McDonald’s using a digital experience that lets customers virtually interact with animated avatars of its promotional characters, play interactive mini-games, explore themed virtual worlds and unlock in-game wearables by completing quests
McDonald’s is introducing a new version of its McDonaldland promotional concept that is quite different from the 1970s version featuring costumed TV performers. Starting Tuesday, Aug. 12, the chain will roll out “McDonaldland VR,” an interactive digital experience launching alongside its new limited-time “McDonaldland Meal,” which will be on McDonald’s menu for a limited time this summer. (The meal features a milkshake with what the company describes as a “surprise flavor,” choice of a Quarter Pounder with Cheese or 10-piece Chicken McNuggets, fries and one of six exclusive collectible tins featuring postcards, stickers, and more. ).
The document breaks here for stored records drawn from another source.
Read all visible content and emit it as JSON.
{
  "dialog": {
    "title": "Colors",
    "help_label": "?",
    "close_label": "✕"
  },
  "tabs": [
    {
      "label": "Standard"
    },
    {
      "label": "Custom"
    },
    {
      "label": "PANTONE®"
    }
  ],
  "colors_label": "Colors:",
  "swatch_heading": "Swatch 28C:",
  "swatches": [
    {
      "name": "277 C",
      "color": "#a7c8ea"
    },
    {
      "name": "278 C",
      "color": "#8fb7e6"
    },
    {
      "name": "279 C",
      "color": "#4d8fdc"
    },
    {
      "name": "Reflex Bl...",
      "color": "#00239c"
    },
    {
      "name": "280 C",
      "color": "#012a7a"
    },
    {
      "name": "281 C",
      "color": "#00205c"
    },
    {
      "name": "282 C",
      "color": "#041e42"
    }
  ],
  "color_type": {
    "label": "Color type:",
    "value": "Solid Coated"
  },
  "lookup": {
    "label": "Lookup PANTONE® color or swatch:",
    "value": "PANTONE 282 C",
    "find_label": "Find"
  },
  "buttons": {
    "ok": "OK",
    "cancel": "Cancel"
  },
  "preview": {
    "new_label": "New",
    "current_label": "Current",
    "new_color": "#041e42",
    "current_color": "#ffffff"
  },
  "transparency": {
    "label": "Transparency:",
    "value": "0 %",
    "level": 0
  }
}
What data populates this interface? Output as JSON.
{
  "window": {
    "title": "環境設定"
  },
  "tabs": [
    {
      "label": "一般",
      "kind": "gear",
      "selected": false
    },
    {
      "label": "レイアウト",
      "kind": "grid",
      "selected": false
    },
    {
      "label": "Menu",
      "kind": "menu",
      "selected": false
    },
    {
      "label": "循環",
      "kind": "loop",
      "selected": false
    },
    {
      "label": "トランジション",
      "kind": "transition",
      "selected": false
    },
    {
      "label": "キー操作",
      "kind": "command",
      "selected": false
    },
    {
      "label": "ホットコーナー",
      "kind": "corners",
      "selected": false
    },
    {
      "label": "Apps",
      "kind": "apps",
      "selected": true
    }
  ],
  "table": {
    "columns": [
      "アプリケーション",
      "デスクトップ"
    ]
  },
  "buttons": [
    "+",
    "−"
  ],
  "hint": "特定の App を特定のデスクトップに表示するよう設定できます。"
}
Inside McDonaldland VR, customers can virtually interact with fully animated avatars of McDonald’s promotional characters such as Grimace, Hamburglar and Birdie. Users can also play interactive mini-games, explore themed virtual worlds such as the Hamburger Patch, search for hidden digital collectibles such as Mt. McDonaldland Shake icons and various Easter eggs throughout the virtual world, and complete quests to unlock in-game wearables like the Mayor McCheese Hat, Burger Buddy Backpack and Ronald McDonald’s Guitar. McDonaldland VR will be available on Meta Horizon Worlds via the Meta Quest VR headset and via browser-based Web VR access.